Welcome to the Q&A for the June edition of my Bartography Express newsletter (which you can sign up for here).
This month I’m talking with novelist Samantha M. Clark. Her debut middle-grade novel, The Boy, the Boat, and the Beast, will be published later this month by Paula Wiseman Books/Simon & Schuster. Samantha is also the regional advisor of the Austin chapter of the Society of Children’s Book Writers and Illustrators (SCBWI).
The Boy, the Boat, and the Beast is a lyrical adventure story with, at its center, an unconventional mystery: Who is the titular boy (he himself doesn’t know), how did he get to the island where he is now, and how will he get home, wherever that may be?
In its review of Samantha’s book, School Library Journal says, “With a sharp focus on the isolated protagonist and his internal struggle, it is character development that shines most clearly, though the external environmental dangers and the mystery keep the suspense taut.”
If you’re a Bartography Express subscriber with a US mailing address and you want to be the winner of The Boy, the Boat, and the Beast, just let me know (in the comments below or by emailing me) before midnight on June 30, and I’ll enter you in the drawing.

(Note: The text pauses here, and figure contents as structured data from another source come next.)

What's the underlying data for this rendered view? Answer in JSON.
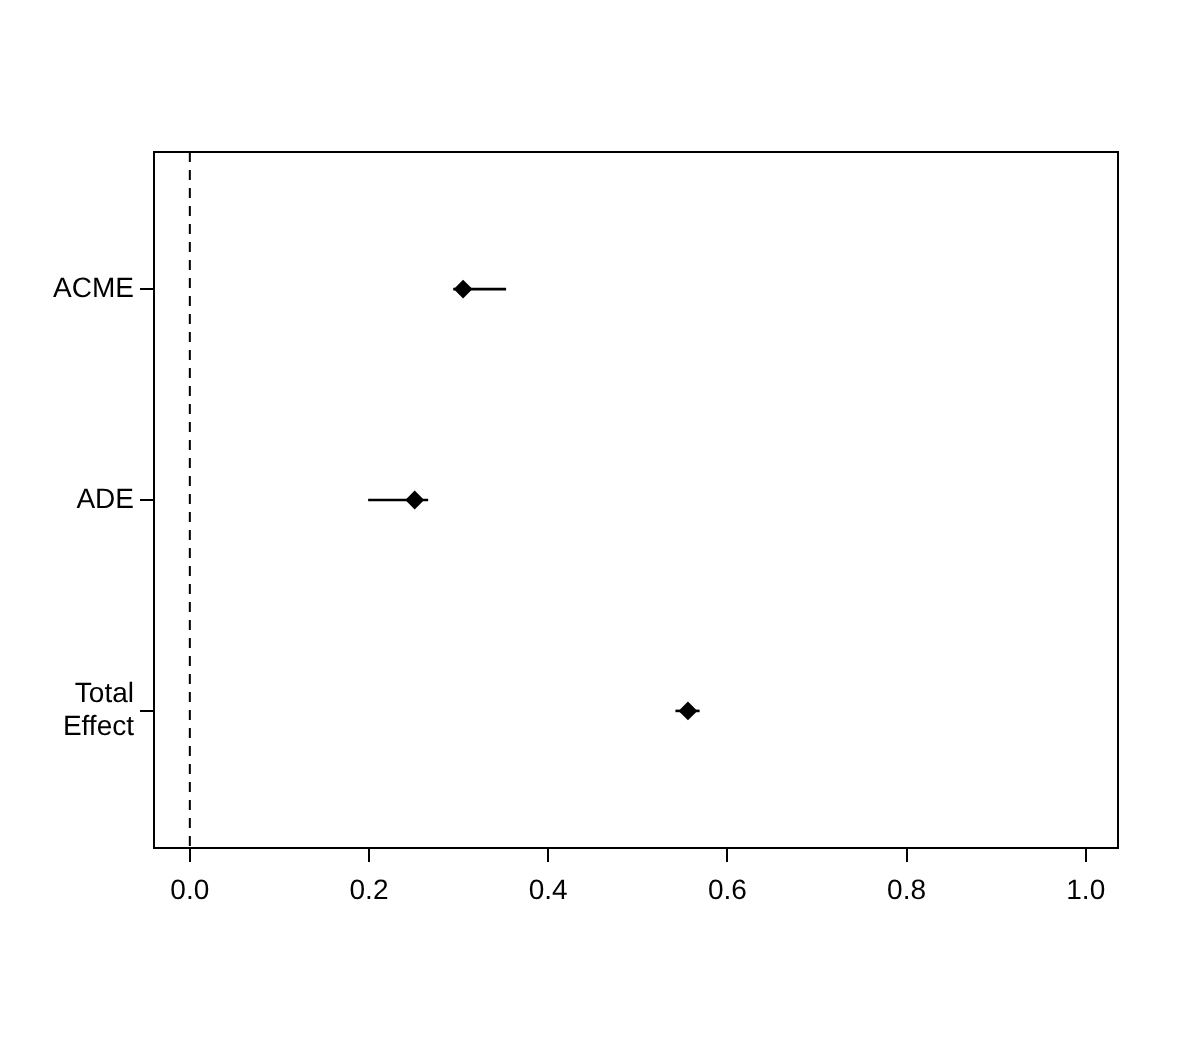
{
  "chart_data": {
    "type": "scatter",
    "orientation": "horizontal",
    "categories": [
      "ACME",
      "ADE",
      "Total Effect"
    ],
    "values": [
      0.305,
      0.251,
      0.556
    ],
    "errors": [
      [
        0.294,
        0.353
      ],
      [
        0.199,
        0.266
      ],
      [
        0.542,
        0.569
      ]
    ],
    "color": "#000000",
    "marker": "diamond",
    "xlim": [
      -0.04,
      1.036
    ],
    "xticks": [
      {
        "value": 0,
        "label": "0.0"
      },
      0.2,
      0.4,
      0.6,
      0.8,
      {
        "value": 1,
        "label": "1.0"
      }
    ],
    "grid": false,
    "legend": false,
    "ref_lines": [
      {
        "axis": "x",
        "value": 0,
        "color": "#000000",
        "line_style": "dashed"
      }
    ]
  }
}
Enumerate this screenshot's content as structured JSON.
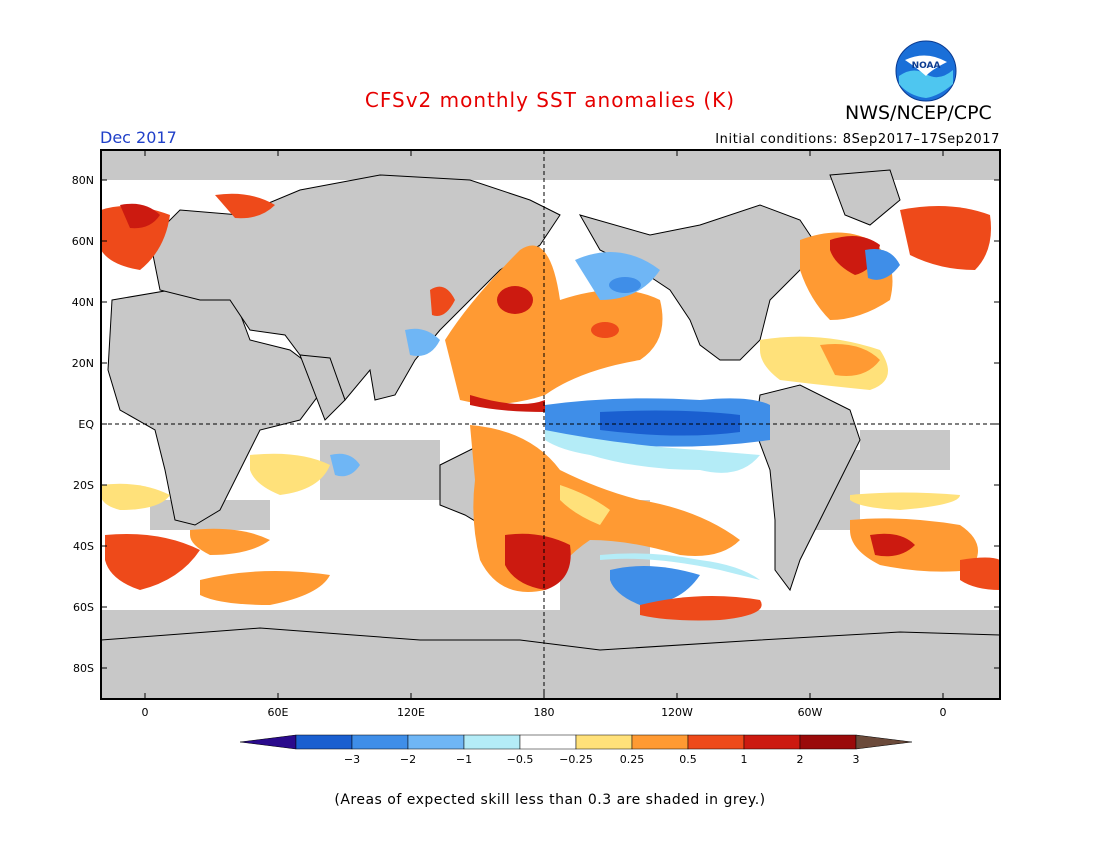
{
  "header": {
    "title": "CFSv2 monthly SST anomalies (K)",
    "agency": "NWS/NCEP/CPC",
    "logo_text": "NOAA",
    "date_label": "Dec 2017",
    "initial_conditions": "Initial conditions: 8Sep2017–17Sep2017"
  },
  "map": {
    "lat_labels": [
      "80N",
      "60N",
      "40N",
      "20N",
      "EQ",
      "20S",
      "40S",
      "60S",
      "80S"
    ],
    "lon_labels": [
      "0",
      "60E",
      "120E",
      "180",
      "120W",
      "60W",
      "0"
    ],
    "colors": {
      "land": "#c8c8c8",
      "skill_grey": "#c8c8c8",
      "ocean_neutral": "#ffffff"
    }
  },
  "colorbar": {
    "ticks": [
      "−3",
      "−2",
      "−1",
      "−0.5",
      "−0.25",
      "0.25",
      "0.5",
      "1",
      "2",
      "3"
    ],
    "colors": [
      "#2a0a8c",
      "#1a5fd0",
      "#3f8ee8",
      "#6fb6f5",
      "#b4ecf7",
      "#ffffff",
      "#ffe17a",
      "#ff9a33",
      "#ee4a1a",
      "#cc1a10",
      "#9a0a0a",
      "#6b4a3a"
    ]
  },
  "footer": {
    "note": "(Areas of expected skill less than 0.3 are shaded in grey.)"
  }
}
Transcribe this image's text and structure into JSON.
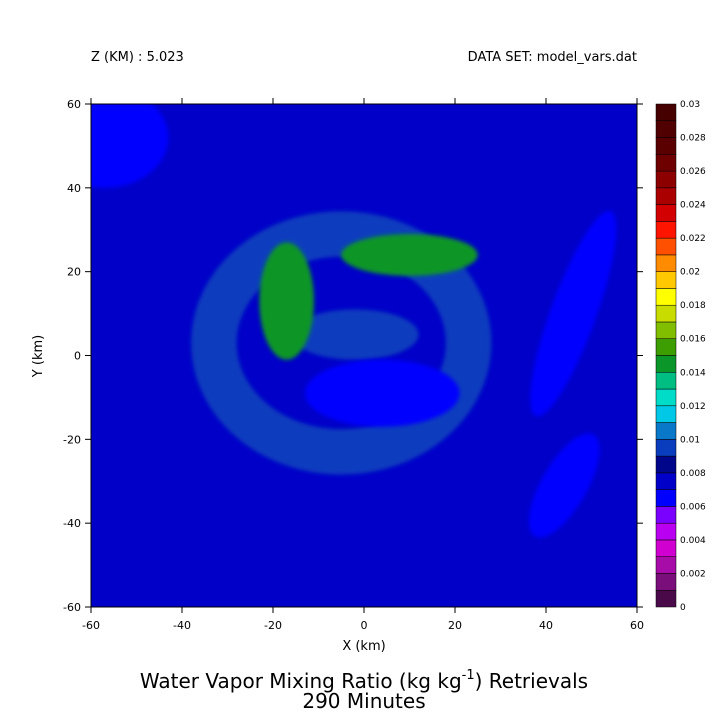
{
  "header": {
    "z_label": "Z (KM) : 5.023",
    "dataset_label": "DATA SET: model_vars.dat"
  },
  "chart_data": {
    "type": "heatmap",
    "title": "Water Vapor Mixing Ratio (kg kg",
    "title_superscript": "-1",
    "title_suffix": ") Retrievals",
    "subtitle": "290 Minutes",
    "xlabel": "X (km)",
    "ylabel": "Y (km)",
    "xlim": [
      -60,
      60
    ],
    "ylim": [
      -60,
      60
    ],
    "x_ticks": [
      -60,
      -40,
      -20,
      0,
      20,
      40,
      60
    ],
    "y_ticks": [
      -60,
      -40,
      -20,
      0,
      20,
      40,
      60
    ],
    "x_tick_labels": [
      "-60",
      "-40",
      "-20",
      "0",
      "20",
      "40",
      "60"
    ],
    "y_tick_labels": [
      "-60",
      "-40",
      "-20",
      "0",
      "20",
      "40",
      "60"
    ],
    "colorbar": {
      "min": 0,
      "max": 0.03,
      "step": 0.002,
      "tick_labels": [
        "0",
        "0.002",
        "0.004",
        "0.006",
        "0.008",
        "0.01",
        "0.012",
        "0.014",
        "0.016",
        "0.018",
        "0.02",
        "0.022",
        "0.024",
        "0.026",
        "0.028",
        "0.03"
      ],
      "level_colors": [
        "#4a0a4a",
        "#7a0e7a",
        "#a80ca8",
        "#d000d0",
        "#b900f0",
        "#7a00ff",
        "#0000ff",
        "#0000c8",
        "#00068a",
        "#0a3cbe",
        "#0a78c8",
        "#00c8e6",
        "#00dcc8",
        "#00be82",
        "#0a9628",
        "#3c9e00",
        "#82be00",
        "#c8dc00",
        "#ffff00",
        "#ffc800",
        "#ff8c00",
        "#ff5000",
        "#ff1400",
        "#d20000",
        "#aa0000",
        "#8c0000",
        "#6e0000",
        "#5a0000",
        "#500000",
        "#460000"
      ]
    },
    "field_features": [
      {
        "feature": "background",
        "x": 0,
        "y": 0,
        "value": 0.0075
      },
      {
        "feature": "ring-core",
        "x": -5,
        "y": 3,
        "value": 0.0098
      },
      {
        "feature": "inner-ring",
        "x": -2,
        "y": 5,
        "value": 0.0092
      },
      {
        "feature": "dry-eye",
        "x": 4,
        "y": -9,
        "value": 0.0062
      },
      {
        "feature": "moist-band-west",
        "x": -17,
        "y": 13,
        "value": 0.0145
      },
      {
        "feature": "moist-band-north",
        "x": 10,
        "y": 24,
        "value": 0.0142
      },
      {
        "feature": "dry-corner-nw",
        "x": -57,
        "y": 52,
        "value": 0.0062
      },
      {
        "feature": "dry-streak-se",
        "x": 44,
        "y": -31,
        "value": 0.0062
      },
      {
        "feature": "dry-streak-e",
        "x": 46,
        "y": 10,
        "value": 0.0066
      }
    ]
  }
}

In the meantime, please enjoy my two-question Q&A with Samantha M. Clark.
Chris: Young readers often want to know how long it takes to write a book, and I find that there’s typically both a short answer and a long one to that seemingly simple question. So: In your experience, how long does it take to write a book?

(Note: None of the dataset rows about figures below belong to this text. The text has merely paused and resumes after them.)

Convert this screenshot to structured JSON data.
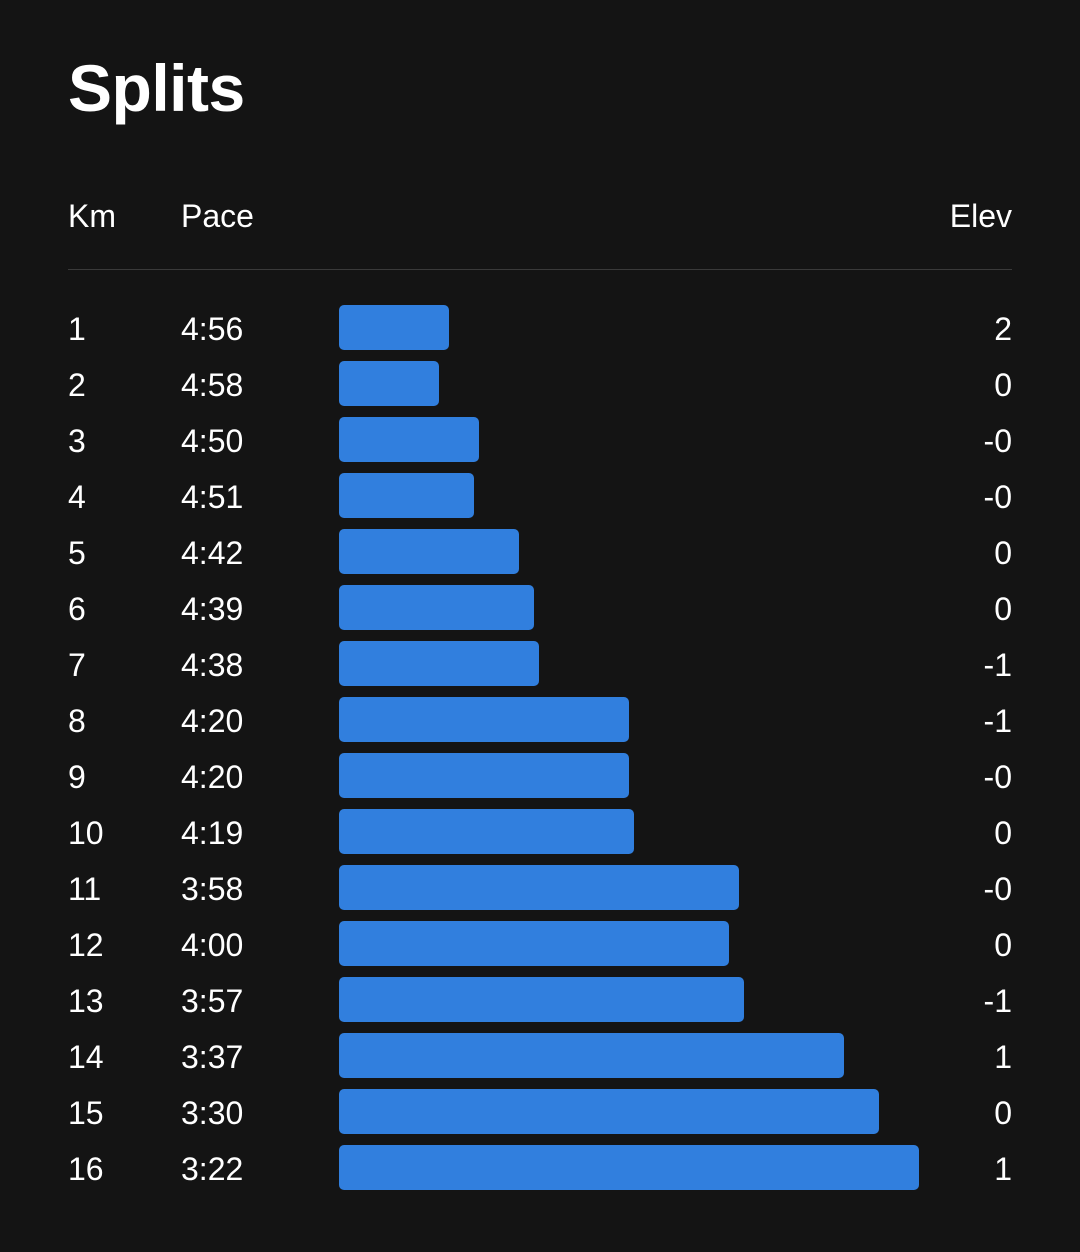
{
  "title": "Splits",
  "columns": {
    "km": "Km",
    "pace": "Pace",
    "elev": "Elev"
  },
  "colors": {
    "background": "#141414",
    "bar": "#317fde",
    "divider": "#3a3a3a",
    "text": "#ffffff"
  },
  "chart_data": {
    "type": "bar",
    "orientation": "horizontal",
    "categories": [
      "1",
      "2",
      "3",
      "4",
      "5",
      "6",
      "7",
      "8",
      "9",
      "10",
      "11",
      "12",
      "13",
      "14",
      "15",
      "16"
    ],
    "pace": [
      "4:56",
      "4:58",
      "4:50",
      "4:51",
      "4:42",
      "4:39",
      "4:38",
      "4:20",
      "4:20",
      "4:19",
      "3:58",
      "4:00",
      "3:57",
      "3:37",
      "3:30",
      "3:22"
    ],
    "elev": [
      "2",
      "0",
      "-0",
      "-0",
      "0",
      "0",
      "-1",
      "-1",
      "-0",
      "0",
      "-0",
      "0",
      "-1",
      "1",
      "0",
      "1"
    ]
  }
}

Samantha: Hahaha I’m not sure there is a short answer to this question, unless it’s: It depends.
Writing a book is like making a friend. Some friends open up immediately and you feel like you know everything about that person really quickly; other friendships build over time, and you might discover something new about that person years after you meet.

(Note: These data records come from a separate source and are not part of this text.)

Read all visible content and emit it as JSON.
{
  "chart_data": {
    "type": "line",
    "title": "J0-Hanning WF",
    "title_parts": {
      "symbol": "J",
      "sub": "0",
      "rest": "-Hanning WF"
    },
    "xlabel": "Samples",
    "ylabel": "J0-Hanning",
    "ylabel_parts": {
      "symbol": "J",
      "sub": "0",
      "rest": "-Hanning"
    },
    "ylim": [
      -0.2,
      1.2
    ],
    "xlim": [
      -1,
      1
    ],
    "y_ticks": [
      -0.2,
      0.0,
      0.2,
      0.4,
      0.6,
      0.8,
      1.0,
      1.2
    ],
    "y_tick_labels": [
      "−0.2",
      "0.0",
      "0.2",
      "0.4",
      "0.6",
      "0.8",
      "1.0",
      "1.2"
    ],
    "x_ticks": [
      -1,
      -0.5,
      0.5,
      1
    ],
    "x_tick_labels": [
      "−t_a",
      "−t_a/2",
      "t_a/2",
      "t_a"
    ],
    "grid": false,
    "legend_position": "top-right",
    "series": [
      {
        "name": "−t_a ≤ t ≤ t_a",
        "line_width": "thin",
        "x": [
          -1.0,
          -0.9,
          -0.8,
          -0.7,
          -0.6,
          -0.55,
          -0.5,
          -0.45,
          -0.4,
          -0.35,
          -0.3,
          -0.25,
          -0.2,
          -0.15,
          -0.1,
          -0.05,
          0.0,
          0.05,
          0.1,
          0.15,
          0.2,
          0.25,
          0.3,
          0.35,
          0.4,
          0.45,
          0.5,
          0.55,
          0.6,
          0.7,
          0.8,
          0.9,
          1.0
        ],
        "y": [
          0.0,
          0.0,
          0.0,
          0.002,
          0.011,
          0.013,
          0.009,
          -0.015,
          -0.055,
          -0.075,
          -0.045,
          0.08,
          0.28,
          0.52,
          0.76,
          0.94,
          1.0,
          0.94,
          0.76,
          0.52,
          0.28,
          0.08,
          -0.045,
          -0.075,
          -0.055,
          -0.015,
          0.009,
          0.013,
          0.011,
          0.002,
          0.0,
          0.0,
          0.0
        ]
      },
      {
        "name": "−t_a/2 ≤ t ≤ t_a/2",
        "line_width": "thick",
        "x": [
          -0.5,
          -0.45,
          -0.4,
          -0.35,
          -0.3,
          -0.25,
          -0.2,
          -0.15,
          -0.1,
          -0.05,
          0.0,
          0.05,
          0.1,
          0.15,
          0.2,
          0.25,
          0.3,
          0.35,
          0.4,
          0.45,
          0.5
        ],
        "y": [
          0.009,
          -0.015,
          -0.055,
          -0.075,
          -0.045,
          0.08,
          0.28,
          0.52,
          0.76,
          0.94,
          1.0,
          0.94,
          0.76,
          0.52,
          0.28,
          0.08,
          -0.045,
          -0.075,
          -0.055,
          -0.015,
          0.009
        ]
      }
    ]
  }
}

For example, the first draft of The Boy, the Boat, and the Beast took about six months for me to write, and it wasn’t an easy draft to complete. I floundered through a lot of it, not knowing where the story should go next. I would basically say, let’s try this… and see what would happen. It wasn’t until I got to the end of that draft and I wrote that final scene — which is pretty much the same in the final book — that I truly understood what the boy’s journey was and why I was writing it.
I then had to go back to the beginning and revise with that in mind. I did around nine or ten revisions, each time getting to know the boy and his story a bit more, before I signed with my agent, then another two or three with her before it went on submission to editors. Then I did another big revision while it was on submission, and that’s the one that sold.
With my editor, I did a few more smaller revisions before it went to copy edits, and I even changed a few lines and one small section in the final passes before the book went to press. All that took about seven and a half years, but between those revisions I wrote and revised four more novels. Phew! So how long does it take to write a book? My answer is: As long as the story needs.
Chris: Four other novels, on top of The Boy, the Boat, and the Beast? That’s a whole lot of work, on top of your efforts these past few years as a regional advisor for the Society of Children’s Book Writers and Illustrators. How have those two time-consuming pursuits — that inward-facing work of advancing your own writing, and that outward focus of supporting scores of others in advancing their own creative work — fed into and reinforced each other?
Samantha: Yes, writing is definitely inward-facing, because until the story is on paper — digital or print ;) — you are the only one who can live it. You’ll have critique partners and maybe an agent or editor who’ll read drafts and make suggestions, but only you know whether you’ve fully achieved what you see in your head. Only you can invent the world, breathe life into the characters, and grow this story through first draft, and revision and more revisions.
It’s kind of like playing singles tennis, where you might have your team of coaches and sponsors and fans behind you, but when it comes down to it, you’re the only one on your side of the net — in the good times and the bad. So that’s why it’s so important to have other people who support you.
Aside from my husband and family, I found those people with organizations like SCBWI and the Writers’ League of Texas. I’m generally a shy person, so volunteering was a great way for me to meet people and I jumped in with small jobs. But my last five years as the Regional Advisor for the Austin chapter of SCBWI has been especially valuable to me.
I took the position on the encouragement of friends who thought I’d do a good job, but I quickly realized that I was going to get out of it far more than I put in. I’ve met amazing people within our close to 330-member chapter; I’ve been able to learn and network with the speakers I’ve brought in to teach others; and the generous thank yous I’ve received from our members helped me feel a lot less of a failure when I received rejections for my manuscripts.
That old “do unto others…” guidance really is the best advice. I feel good every time I recommend a book by a friend, or share their good news, and I’m propped up by the feeling of accomplishment for every event I organize that goes off well.
Sadness and feelings of not being good enough tend to fester, dig into our hearts and spawn when we’re alone and spend too much time inward-facing. But when we’re looking out, inspired by those around us, and allowing them to lift us up with hope in our darkest moments, we will achieve as well.